Ponder the 44 percent.

34 percent affirm that they have the tools and authority to serve their customers, but fully 75 percent said they "do not know the cost of a new customer."

According to the study, 70 percent of companies indicate that customer strategies are "more important than they were three years ago." Yet, what survey authors call "basic execution parameters" such as frequently visiting customers (34 percent), providing the necessary tools and authority to employees (34 percent), and strongly linking compensation with service quality (29 percent) are, well, lacking.

Overall, the study authors say they found "widespread ignorance regarding the economics of customer relationships." As noted above 75 percent of respondents did not know the cost of a new customer, while 81 percent did not know the cost of a customer complaint.

To be fair, those are rather abstruse numbers, it's hard to think of a failsafe methodology for producing what can be relied upon to be accurate numbers for either of those metrics. One can be forgiven for not having them at one's fingertips when a survey drops in over the transom.

Other numbers are less defensible. 50 percent of respondents did not know their organization's annual retention rates. And as the survey notes correctly, "the failure to manage customer relationships on the basis of clear and pertinent financial metrics explains why companies' strategic intentions often fail to translate into sustainable customer-centric actions."

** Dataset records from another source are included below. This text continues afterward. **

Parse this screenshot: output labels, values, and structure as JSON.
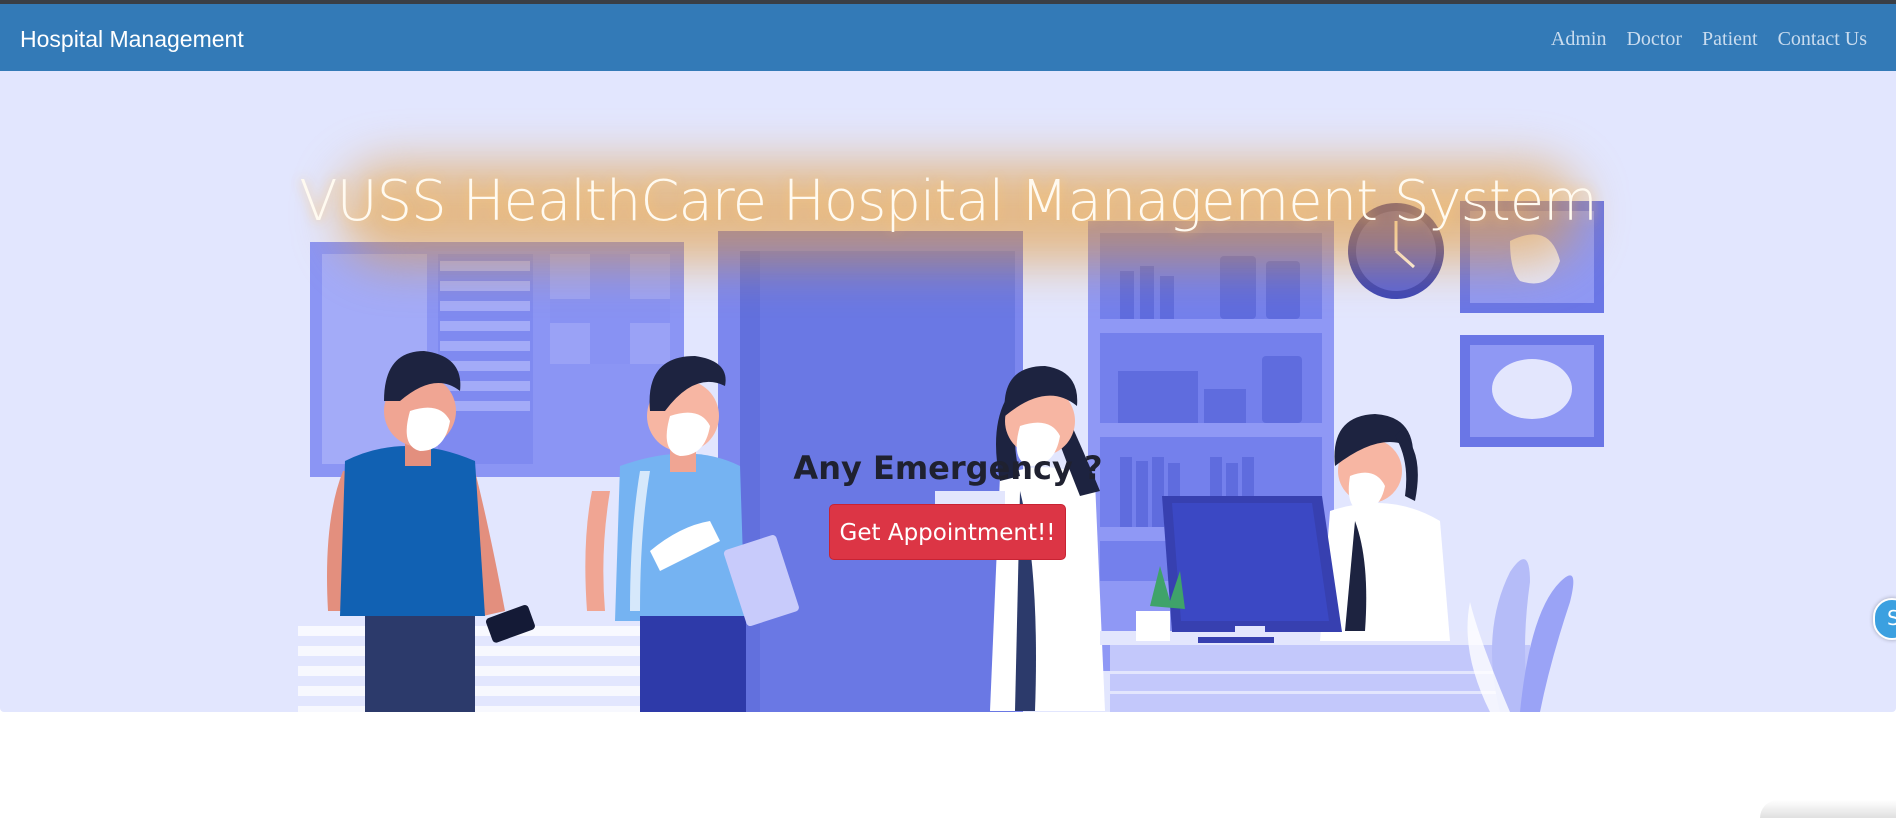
{
  "navbar": {
    "brand": "Hospital Management",
    "links": [
      "Admin",
      "Doctor",
      "Patient",
      "Contact Us"
    ]
  },
  "hero": {
    "title": "VUSS HealthCare Hospital Management System",
    "emergency_text": "Any Emergency ?",
    "button_label": "Get Appointment!!"
  },
  "side_widget": {
    "label": "S"
  },
  "colors": {
    "navbar": "#337ab7",
    "hero_background": "#e2e6fe",
    "button": "#dc3545"
  }
}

Basically put, organizations do not invest the appropriate resources and funds to establish long-term relationships because they are unable to justify them financially. It's the old ROI conundrum -- CRM needs to show ROI, but how do you measure that? Customer loyalty? Where are the numbers there? Increased profits?  How do you parse out your CRM investment's effectiveness? Upticks in customer survey "Very Satisfied" answers? So what?

"The general trend," the survey found, worryingly, is "one of diminishing corporate investment in employees -- ultimately leading to the curtailment of the employee's ability to properly execute customer strategies."

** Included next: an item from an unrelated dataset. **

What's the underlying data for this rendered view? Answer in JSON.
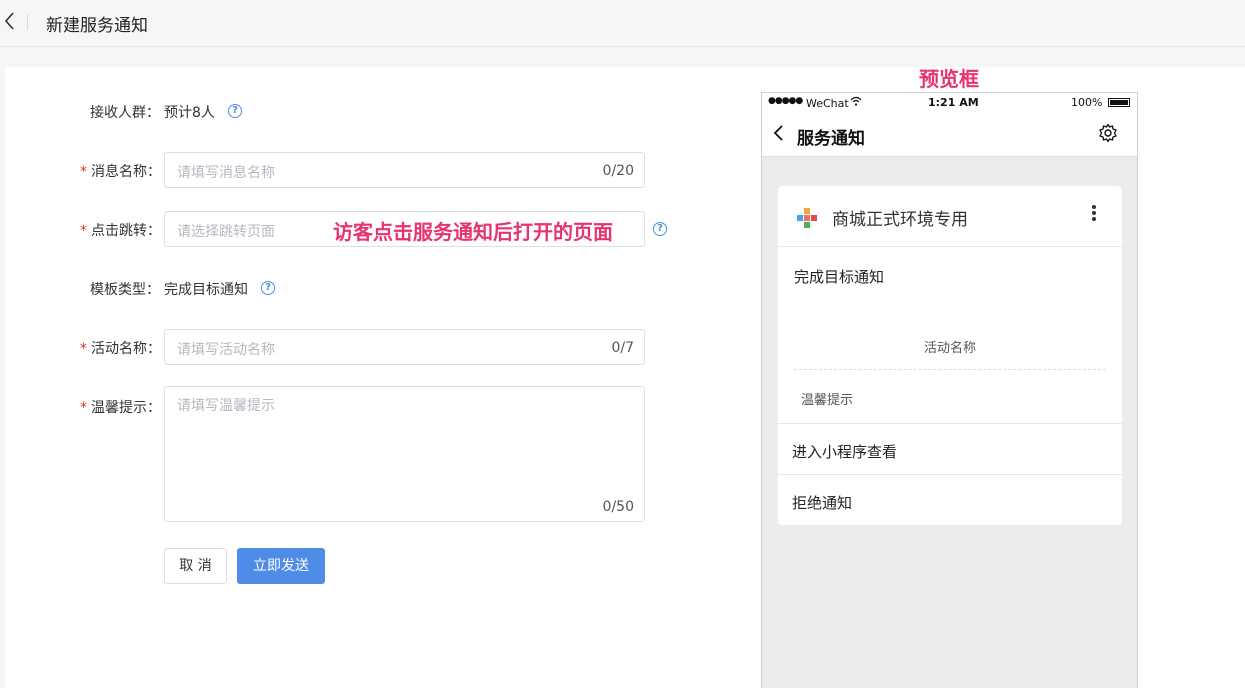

Many reasons behind this, all pointing back to the difficulty of acquiring reliable numbers tying employee satisfaction to customer satisfaction, although anecdotal and other evidence strongly suggests the two are one and the same. Sure the increased mobility of the workforce is a contributing issue -- "Why should we train what'll soon be someone else's employee on our nickel?"

29 percent of the respondents indicated that their compensation plan emphasizes quality of service and not just productivity. Yes, that is a low number.

34 percent of respondents claim that their employees have the tools and authority to solve customer problems, while only 30 percent of respondents agreed that their company invests in people more than in technology. That last finding can be taken with a salt lick, as someone's definition of what appropriate investment in himself as an employee might not match someone else's. But overall it matches other findings that for all the lip service companies pay to the "our people are our greatest asset" talk, they can't stay away from the shiny toys.

Companies continue to declare their commitment to customers while not fully comprehending what this commitment entails. As such, customer experiences are commoditized, employee readiness is limited, and strategy execution is deficient, the survey concludes.